In this example, we will demonstrate how to make asynchronous requests to an external API. Specifically, we will use the GitHub API to retrieve the number of followers for different accounts. These requests can be made in two ways:

🐌 Synchronous: We send a request and do not send the next one until the previous one is completed. This is usually the slowest method because we are idle while waiting for the server’s response.
🏎️ Asynchronous: We send all the requests simultaneously and wait for the responses. This is generally faster because the processing occurs in parallel.

🐌 The simplest way is to perform the requests synchronously using requests. We make an HTTP request to the API and extract the followers field. Error handling is simplified here, so you may want to handle exceptions based on your specific needs.

import requests

url_base = "https://api.github.com/users/{}"

def get_followers(user):
    url = url_base.format(user)
    r = requests.get(url)
    return user, r.json()["followers"]

Now, we can retrieve the followers for three different users. You can access the same content by entering the following URLs in your browser:

api.github.com/users/python
api.github.com/users/google
api.github.com/users/firebase

for user in ["python", "google", "firebase"]:
    user, followers = get_followers(user)
    print(f"Followers of {user}: {followers}")

# Followers of python: 22840
# Followers of google: 46406
# Followers of firebase: 4113

However, this solution processes all requests sequentially, which is inefficient. It performs a request, waits, then performs the next request, and so on. This approach would be very slow with hundreds of users.

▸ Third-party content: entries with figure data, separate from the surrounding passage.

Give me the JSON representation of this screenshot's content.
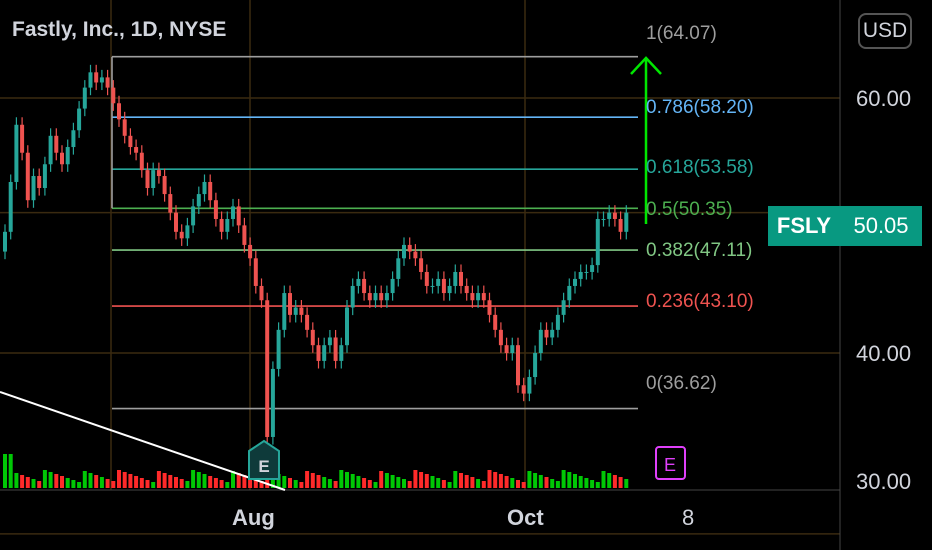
{
  "header": {
    "title": "Fastly, Inc., 1D, NYSE",
    "currency": "USD"
  },
  "price_tag": {
    "ticker": "FSLY",
    "price": "50.05"
  },
  "earnings": {
    "marker1": "E",
    "marker2": "E"
  },
  "axis": {
    "y_labels": [
      "60.00",
      "40.00",
      "30.00"
    ],
    "x_labels": [
      "Aug",
      "Oct",
      "8"
    ]
  },
  "fib_labels": {
    "l100": "1(64.07)",
    "l786": "0.786(58.20)",
    "l618": "0.618(53.58)",
    "l500": "0.5(50.35)",
    "l382": "0.382(47.11)",
    "l236": "0.236(43.10)",
    "l000": "0(36.62)"
  },
  "colors": {
    "up": "#26a69a",
    "down": "#ef5350",
    "vol_up": "#00c805",
    "vol_down": "#ff2a2a",
    "fib_100": "#9e9e9e",
    "fib_786": "#64b5f6",
    "fib_618": "#26a69a",
    "fib_500": "#4caf50",
    "fib_382": "#81c784",
    "fib_236": "#ef5350",
    "fib_000": "#9e9e9e"
  },
  "chart_data": {
    "type": "candlestick",
    "title": "Fastly, Inc., 1D, NYSE",
    "ylim": [
      28,
      66
    ],
    "y_scale": "log",
    "grid": true,
    "fibonacci_retracement": [
      {
        "level": 1,
        "price": 64.07
      },
      {
        "level": 0.786,
        "price": 58.2
      },
      {
        "level": 0.618,
        "price": 53.58
      },
      {
        "level": 0.5,
        "price": 50.35
      },
      {
        "level": 0.382,
        "price": 47.11
      },
      {
        "level": 0.236,
        "price": 43.1
      },
      {
        "level": 0,
        "price": 36.62
      }
    ],
    "last_price": 50.05,
    "closes": [
      48.5,
      52.5,
      57.5,
      55.0,
      51.0,
      53.0,
      52.0,
      54.0,
      56.5,
      55.0,
      54.0,
      55.5,
      57.0,
      59.0,
      61.0,
      62.5,
      61.5,
      62.0,
      61.0,
      59.5,
      58.0,
      56.5,
      55.5,
      55.0,
      53.5,
      52.0,
      53.5,
      53.0,
      51.5,
      50.0,
      48.5,
      48.0,
      49.0,
      50.5,
      51.5,
      52.5,
      51.0,
      49.5,
      48.5,
      49.5,
      50.5,
      49.0,
      47.5,
      46.5,
      44.5,
      43.5,
      35.0,
      39.0,
      41.5,
      44.0,
      42.5,
      43.0,
      42.5,
      41.5,
      40.5,
      39.5,
      40.5,
      41.0,
      39.5,
      40.5,
      43.0,
      44.5,
      45.0,
      44.0,
      43.5,
      44.0,
      43.5,
      44.0,
      45.0,
      46.5,
      47.5,
      47.0,
      46.5,
      45.5,
      44.5,
      44.5,
      45.0,
      44.0,
      44.5,
      45.5,
      44.5,
      44.0,
      43.5,
      44.0,
      43.5,
      42.5,
      41.5,
      40.5,
      40.0,
      40.5,
      38.0,
      37.5,
      38.5,
      40.0,
      41.5,
      41.0,
      41.5,
      42.5,
      43.5,
      44.5,
      45.0,
      45.5,
      45.5,
      46.0,
      49.5,
      49.5,
      50.0,
      49.5,
      48.5,
      50.0
    ]
  }
}
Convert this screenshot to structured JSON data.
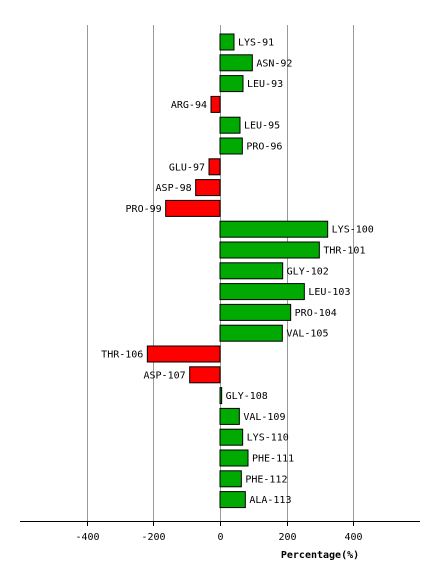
{
  "chart_data": {
    "type": "bar",
    "orientation": "horizontal",
    "xlabel": "Percentage(%)",
    "xlim": [
      -600,
      600
    ],
    "xticks": [
      -400,
      -200,
      0,
      200,
      400
    ],
    "grid": true,
    "colors": {
      "positive": "#00aa00",
      "negative": "#ff0000"
    },
    "categories": [
      "LYS-91",
      "ASN-92",
      "LEU-93",
      "ARG-94",
      "LEU-95",
      "PRO-96",
      "GLU-97",
      "ASP-98",
      "PRO-99",
      "LYS-100",
      "THR-101",
      "GLY-102",
      "LEU-103",
      "PRO-104",
      "VAL-105",
      "THR-106",
      "ASP-107",
      "GLY-108",
      "VAL-109",
      "LYS-110",
      "PHE-111",
      "PHE-112",
      "ALA-113"
    ],
    "values": [
      42,
      97,
      69,
      -27,
      60,
      67,
      -33,
      -73,
      -163,
      323,
      298,
      188,
      253,
      212,
      187,
      -218,
      -91,
      5,
      58,
      68,
      84,
      64,
      76
    ]
  }
}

🏎️ To improve efficiency, we can perform the requests asynchronously using asyncio and aiohttp. This allows us to launch multiple requests simultaneously and then wait for the responses. This method is more efficient because the requests are processed in parallel.

import asyncio
import aiohttp

url_base = "https://api.github.com/users/{}"
users = ["python", "google", "firebase"]

async def get_followers(session, user):
    url = url_base.format(user)
    async with session.get(url) as r:
        return user, int((await r.json())["followers"])

async def get_all(users):
    async with aiohttp.ClientSession() as s:
        tasks = [get_followers(s, u) for u in users]
        return await asyncio.gather(*tasks)

r = asyncio.run(get_all(users))
for user, rr in r:
    print(f"Followers of {user}: {rr}")

If you try both ways you will see that the asynchronous approach is faster. The larger the users list, the more noticeable the difference.

✏️ Exercises:

Modify get_all to process a maximum of MAX_TASKS at a time. This may be necessary because launching millions of asynchronous functions at once is not advisable if you have millions of users.
Handle all exceptions that may occur in the asynchronous case. For example, if a request fails, manage it in a way that does not disrupt the entire process.